And we certainly didn’t really know what she was up to…
The Times article on Judy Miller falls somewhat short of being the sort of mea culpa we saw after Jason Blair, and as Arianna notes, significant questions remain unanswered…but neither is it exactly a statement of unqualified support for Judy. In fact, the Times seems to go out of its way to distance itself from its one-time star reporter:
But Mr. Sulzberger and the paper’s executive editor, Bill Keller, knew few details about Ms. Miller’s conversations with her confidential source other than his name. They did not review Ms. Miller’s notes. Mr. Keller said he learned about the “Valerie Flame” notation only this month. Mr. Sulzberger was told about it by Times reporters on Thursday.

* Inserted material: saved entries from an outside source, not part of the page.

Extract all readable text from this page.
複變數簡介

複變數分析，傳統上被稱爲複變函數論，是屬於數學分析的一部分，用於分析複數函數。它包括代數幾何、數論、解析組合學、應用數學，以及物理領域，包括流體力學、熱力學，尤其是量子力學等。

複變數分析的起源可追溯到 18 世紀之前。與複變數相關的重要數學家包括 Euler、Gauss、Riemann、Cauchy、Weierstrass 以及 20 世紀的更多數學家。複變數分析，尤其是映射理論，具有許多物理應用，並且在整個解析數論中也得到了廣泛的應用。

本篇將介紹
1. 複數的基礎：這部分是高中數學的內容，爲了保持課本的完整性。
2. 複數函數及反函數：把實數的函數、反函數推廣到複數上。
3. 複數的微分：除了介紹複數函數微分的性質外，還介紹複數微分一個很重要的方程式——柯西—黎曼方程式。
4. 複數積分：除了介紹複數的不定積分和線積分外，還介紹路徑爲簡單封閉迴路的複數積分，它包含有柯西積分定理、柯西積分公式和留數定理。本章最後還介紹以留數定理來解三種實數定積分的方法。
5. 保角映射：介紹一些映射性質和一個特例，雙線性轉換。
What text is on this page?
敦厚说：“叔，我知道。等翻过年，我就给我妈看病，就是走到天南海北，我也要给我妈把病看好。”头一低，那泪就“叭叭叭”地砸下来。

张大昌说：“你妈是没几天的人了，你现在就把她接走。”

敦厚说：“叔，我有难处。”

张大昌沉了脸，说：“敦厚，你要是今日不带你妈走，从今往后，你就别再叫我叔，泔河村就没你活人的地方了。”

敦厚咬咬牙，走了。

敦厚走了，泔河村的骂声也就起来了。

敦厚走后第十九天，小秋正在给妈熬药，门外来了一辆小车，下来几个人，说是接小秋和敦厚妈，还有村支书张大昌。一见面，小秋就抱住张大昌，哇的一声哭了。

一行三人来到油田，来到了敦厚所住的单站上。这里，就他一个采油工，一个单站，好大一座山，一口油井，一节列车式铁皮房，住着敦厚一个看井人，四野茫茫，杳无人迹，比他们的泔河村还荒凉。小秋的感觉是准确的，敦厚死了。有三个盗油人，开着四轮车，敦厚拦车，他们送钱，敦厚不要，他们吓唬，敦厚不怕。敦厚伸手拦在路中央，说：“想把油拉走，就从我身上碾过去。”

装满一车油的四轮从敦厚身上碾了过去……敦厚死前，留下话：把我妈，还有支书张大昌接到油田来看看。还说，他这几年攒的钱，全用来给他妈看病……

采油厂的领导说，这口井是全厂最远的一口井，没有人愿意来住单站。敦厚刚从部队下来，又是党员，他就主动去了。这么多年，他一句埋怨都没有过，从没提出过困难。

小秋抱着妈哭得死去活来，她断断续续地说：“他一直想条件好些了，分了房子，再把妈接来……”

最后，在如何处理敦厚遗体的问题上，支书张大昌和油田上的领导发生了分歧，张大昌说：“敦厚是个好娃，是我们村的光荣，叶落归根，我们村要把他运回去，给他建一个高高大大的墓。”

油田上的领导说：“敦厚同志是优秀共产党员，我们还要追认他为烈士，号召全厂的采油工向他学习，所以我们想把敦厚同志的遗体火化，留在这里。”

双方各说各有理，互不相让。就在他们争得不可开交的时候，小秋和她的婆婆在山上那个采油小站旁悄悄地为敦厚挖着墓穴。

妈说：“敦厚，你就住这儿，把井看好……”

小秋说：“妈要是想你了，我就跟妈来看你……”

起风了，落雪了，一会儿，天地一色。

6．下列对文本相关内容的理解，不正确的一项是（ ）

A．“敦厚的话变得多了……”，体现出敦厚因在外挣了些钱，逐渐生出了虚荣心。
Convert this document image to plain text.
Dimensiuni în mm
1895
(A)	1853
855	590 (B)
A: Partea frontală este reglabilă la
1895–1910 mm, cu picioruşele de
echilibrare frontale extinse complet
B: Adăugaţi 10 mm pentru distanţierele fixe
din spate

Interviews show that the paper’s leaders, in taking what they considered to be a principled stand, ultimately left the major decisions in the case up to Ms. Miller, an intrepid reporter whom editors found hard to control.
* * *
Ms. Miller had written a string of articles before the war – often based on the accounts of Bush administration officials and Iraqi defectors – strongly suggesting that Saddam Hussein was developing these weapons of mass destruction.
When no evidence of them was found, her reporting, along with that of some other journalists, came under fire. She was accused of writing articles that helped the Bush administration make its case for war.
“I told her there was unease, discomfort, unhappiness over some of the coverage,” said Roger Cohen, who was the foreign editor at the time. “There was concern that she’d been convinced in an unwarranted way, a way that was not holding up, of the possible existence of W.M.D.”
* * *
Within a few weeks, in one of his first personnel moves, Mr. Keller told Ms. Miller that she could no longer cover Iraq and weapons issues. Even so, Mr. Keller said, “she kept kind of drifting on her own back into the national security realm.”
* * *
Douglas Frantz, who succeeded Mr. Engelberg as the investigative editor, said that Ms. Miller once called herself “Miss Run Amok.”
“I said, ‘What does that mean?’ ” said Mr. Frantz, who was recently appointed managing editor at The Los Angeles Times. “And she said, ‘I can do whatever I want.’ ”
Ms. Miller said she remembered the remark only vaguely but must have meant it as a joke, adding, “I have strong elbows, but I’m not a dope.”
* * *
It was in these early days that Mr. Keller and Mr. Sulzberger learned Mr. Libby’s identity. Neither man asked Ms. Miller detailed questions about her conversations with him.
Both said they viewed the case as a matter of principle, which made the particulars less important. “I didn’t interrogate her about the details of the interview,” Mr. Keller said. “I didn’t ask to see her notes. And I really didn’t feel the need to do that.”
Still, Mr. Keller said the case was not ideal: “I wish it had been a clear-cut whistle-blower case. I wish it had been a reporter who came with less public baggage.”
* * *
Mr. Sulzberger said he did not personally write the editorials, but regularly urged Ms. Collins to devote space to them. After Ms. Miller was jailed, an editorial acknowledged that “this is far from an ideal case,” before saying, “If Ms. Miller testifies, it may be immeasurably harder in the future to persuade a frightened government employee to talk about malfeasance in high places.”
* * *
At a gathering in the newsroom, she made a speech claiming victories for press freedom. Her colleagues responded with restrained applause, seemingly as mystified by the outcome of her case as the public.
* * *
The Times incurred millions of dollars in legal fees in Ms. Miller’s case. It limited its own ability to cover aspects of one of the biggest scandals of the day. Even as the paper asked for the public’s support, it was unable to answer its questions.
I think this is really two articles–the article the editors wanted written, assuring readers that Judy Miller was a loose cannon and nothing she did should reflect poorly on the journalistic integrity of the Times…and the article that the rank and file wanted to see, in which some truths about this inexplicably privileged idiot of a co-worker were made public. I suspect the writers got as much of the latter in as they could, working within the institutional constraints of the Times, and probably more than they would have if the newsroom weren’t on the verge of mutiny.